Custom Classifiers

Custom classifiers are text classifiers that you can fine-tune to classify whatever you want. They show up the same as all other classifiers in your feeds.
You create them by clicking New Classifier in the Classifiers section.

Creating a Custom Classifier

Methods for creating a custom classifier
You have three methods you can choose from for creating custom classifier: Create an ensemble, Tag similar sentences, or Train a model.

Create an ensemble

If you don't have the time to train a classifier, start here. Ensembles in Caravel are the easiest way to create a custom classifier because it requires zero training.
In Machine Learning, ensembles are a combination of models that serve as a single model to get better prediction results than what one model can provide. In Caravel, ensembles operate similarly but allow you to use more than just models.
Using ensembles in Caravel you can combine zero-shot classification, keyword search, and prebuilt models to classify your text.
They are incredibly flexible and very quick to get started.

Tag similar sentences

If you have a need to provide feedback to your classifier to continuously improve its accuracy start here.
With the tagging method, you can tag sentences from your sources and train your classifier to predict similar statements. You can start with a few sentences and increase the confidence threshold of these classifiers as you add more samples to make them more precise.

Train a model

If you have a complex topic you need to classify that is more general in nature, perhaps it's a better fit for a traditional model.
At the time of this writing, model training is accessible by request only.

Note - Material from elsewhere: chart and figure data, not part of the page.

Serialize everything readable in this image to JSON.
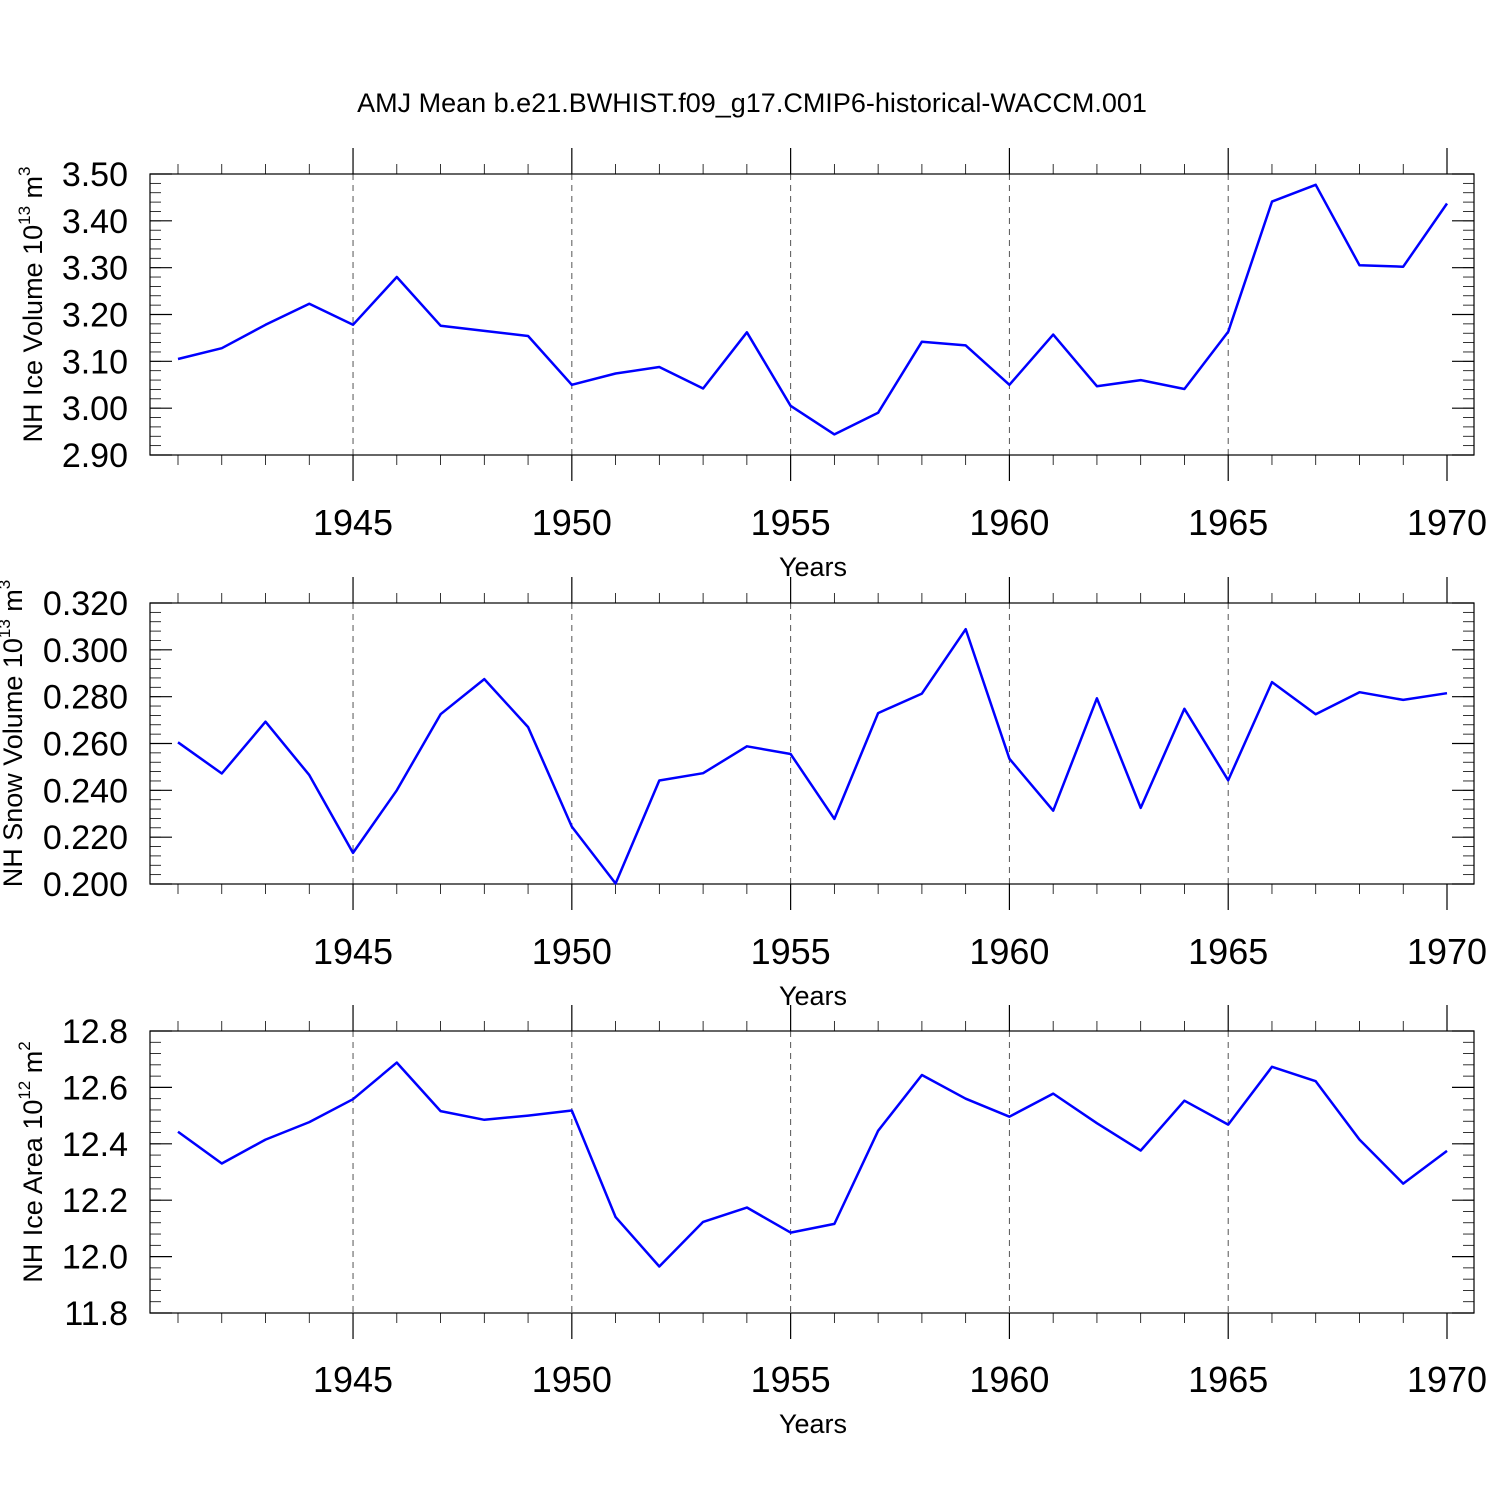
{
  "title": "AMJ Mean b.e21.BWHIST.f09_g17.CMIP6-historical-WACCM.001",
  "line_color": "#0000ff",
  "chart_data": [
    {
      "type": "line",
      "xlabel": "Years",
      "ylabel_main": "NH Ice Volume 10",
      "ylabel_exp": "13",
      "ylabel_unit": " m",
      "ylabel_unit_exp": "3",
      "xlim": [
        1941,
        1970
      ],
      "ylim": [
        2.9,
        3.5
      ],
      "xticks": [
        1945,
        1950,
        1955,
        1960,
        1965,
        1970
      ],
      "yticks": [
        2.9,
        3.0,
        3.1,
        3.2,
        3.3,
        3.4,
        3.5
      ],
      "ytick_labels": [
        "2.90",
        "3.00",
        "3.10",
        "3.20",
        "3.30",
        "3.40",
        "3.50"
      ],
      "y_minor_step": 0.02,
      "grid": "dashed vertical at major x ticks",
      "series": [
        {
          "x": [
            1941,
            1942,
            1943,
            1944,
            1945,
            1946,
            1947,
            1948,
            1949,
            1950,
            1951,
            1952,
            1953,
            1954,
            1955,
            1956,
            1957,
            1958,
            1959,
            1960,
            1961,
            1962,
            1963,
            1964,
            1965,
            1966,
            1967,
            1968,
            1969,
            1970
          ],
          "values": [
            3.105,
            3.128,
            3.178,
            3.223,
            3.178,
            3.28,
            3.176,
            3.165,
            3.154,
            3.05,
            3.074,
            3.088,
            3.042,
            3.162,
            3.005,
            2.944,
            2.99,
            3.142,
            3.134,
            3.05,
            3.157,
            3.047,
            3.06,
            3.041,
            3.163,
            3.441,
            3.477,
            3.305,
            3.302,
            3.437
          ]
        }
      ]
    },
    {
      "type": "line",
      "xlabel": "Years",
      "ylabel_main": "NH Snow Volume 10",
      "ylabel_exp": "13",
      "ylabel_unit": " m",
      "ylabel_unit_exp": "3",
      "xlim": [
        1941,
        1970
      ],
      "ylim": [
        0.2,
        0.32
      ],
      "xticks": [
        1945,
        1950,
        1955,
        1960,
        1965,
        1970
      ],
      "yticks": [
        0.2,
        0.22,
        0.24,
        0.26,
        0.28,
        0.3,
        0.32
      ],
      "ytick_labels": [
        "0.200",
        "0.220",
        "0.240",
        "0.260",
        "0.280",
        "0.300",
        "0.320"
      ],
      "y_minor_step": 0.004,
      "grid": "dashed vertical at major x ticks",
      "series": [
        {
          "x": [
            1941,
            1942,
            1943,
            1944,
            1945,
            1946,
            1947,
            1948,
            1949,
            1950,
            1951,
            1952,
            1953,
            1954,
            1955,
            1956,
            1957,
            1958,
            1959,
            1960,
            1961,
            1962,
            1963,
            1964,
            1965,
            1966,
            1967,
            1968,
            1969,
            1970
          ],
          "values": [
            0.2605,
            0.2472,
            0.2693,
            0.2465,
            0.2133,
            0.24,
            0.2725,
            0.2875,
            0.267,
            0.2245,
            0.2002,
            0.2442,
            0.2473,
            0.2588,
            0.2555,
            0.2278,
            0.273,
            0.2813,
            0.3088,
            0.2535,
            0.2313,
            0.2793,
            0.2325,
            0.2748,
            0.2443,
            0.2862,
            0.2725,
            0.2819,
            0.2786,
            0.2815
          ]
        }
      ]
    },
    {
      "type": "line",
      "xlabel": "Years",
      "ylabel_main": "NH Ice Area 10",
      "ylabel_exp": "12",
      "ylabel_unit": " m",
      "ylabel_unit_exp": "2",
      "xlim": [
        1941,
        1970
      ],
      "ylim": [
        11.8,
        12.8
      ],
      "xticks": [
        1945,
        1950,
        1955,
        1960,
        1965,
        1970
      ],
      "yticks": [
        11.8,
        12.0,
        12.2,
        12.4,
        12.6,
        12.8
      ],
      "ytick_labels": [
        "11.8",
        "12.0",
        "12.2",
        "12.4",
        "12.6",
        "12.8"
      ],
      "y_minor_step": 0.04,
      "grid": "dashed vertical at major x ticks",
      "series": [
        {
          "x": [
            1941,
            1942,
            1943,
            1944,
            1945,
            1946,
            1947,
            1948,
            1949,
            1950,
            1951,
            1952,
            1953,
            1954,
            1955,
            1956,
            1957,
            1958,
            1959,
            1960,
            1961,
            1962,
            1963,
            1964,
            1965,
            1966,
            1967,
            1968,
            1969,
            1970
          ],
          "values": [
            12.443,
            12.33,
            12.415,
            12.477,
            12.558,
            12.688,
            12.516,
            12.485,
            12.5,
            12.518,
            12.14,
            11.965,
            12.123,
            12.174,
            12.085,
            12.116,
            12.446,
            12.644,
            12.56,
            12.496,
            12.578,
            12.473,
            12.376,
            12.553,
            12.468,
            12.673,
            12.622,
            12.415,
            12.259,
            12.375
          ]
        }
      ]
    }
  ]
}
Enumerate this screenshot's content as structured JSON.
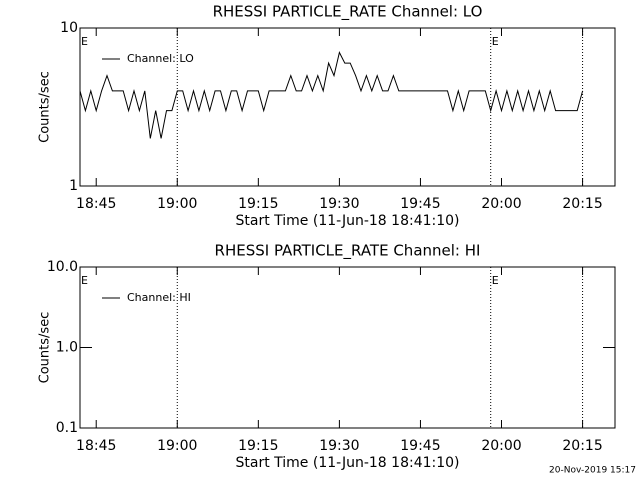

Custom Classifier Concepts

Zero-shot Topic

When using the Ensemble method you have the option to input a Zero-shot topic. This enables you to use inference to predict custom topics with zero training. Caravel has a built-in model that it uses for inference that has been trained on billions of samples of text across the web. Whatever you input as a Zero-shot topic, Caravel's model will work to understand the topic using the knowledge of samples it has observed in the past and predict mentions of the topic within your text. To learn more about Zero-Shot Classification and how it works see here.


All label predictions in Caravel are probabilistic. Meaning, Caravel reports how likely every label is to be a match on a scale of 0 - 100. When you apply a threshold, you tell Caravel to require the probability to be above a certain threshold for it to be a match. The higher the value, the more scrutiny your classifier will apply.
With trainable classifiers, like ones that use the Sentence Tagging method, you can increase the confidence as you add samples to improve the classifier's precision with more data and you can lower the confidence to get predictions with less samples.


When cleaning and parsing your sources of text for classification, Caravel automatically breaks your text into sentences. Each sentence is then passed into your classifiers to be labeled.
When providing samples to train your classifiers, you can tag sentences using our Highlighting UI. This enables you to quickly provide many samples to your classifiers. It also enables Caravel to identify multiple labels from the same classifier within a single message.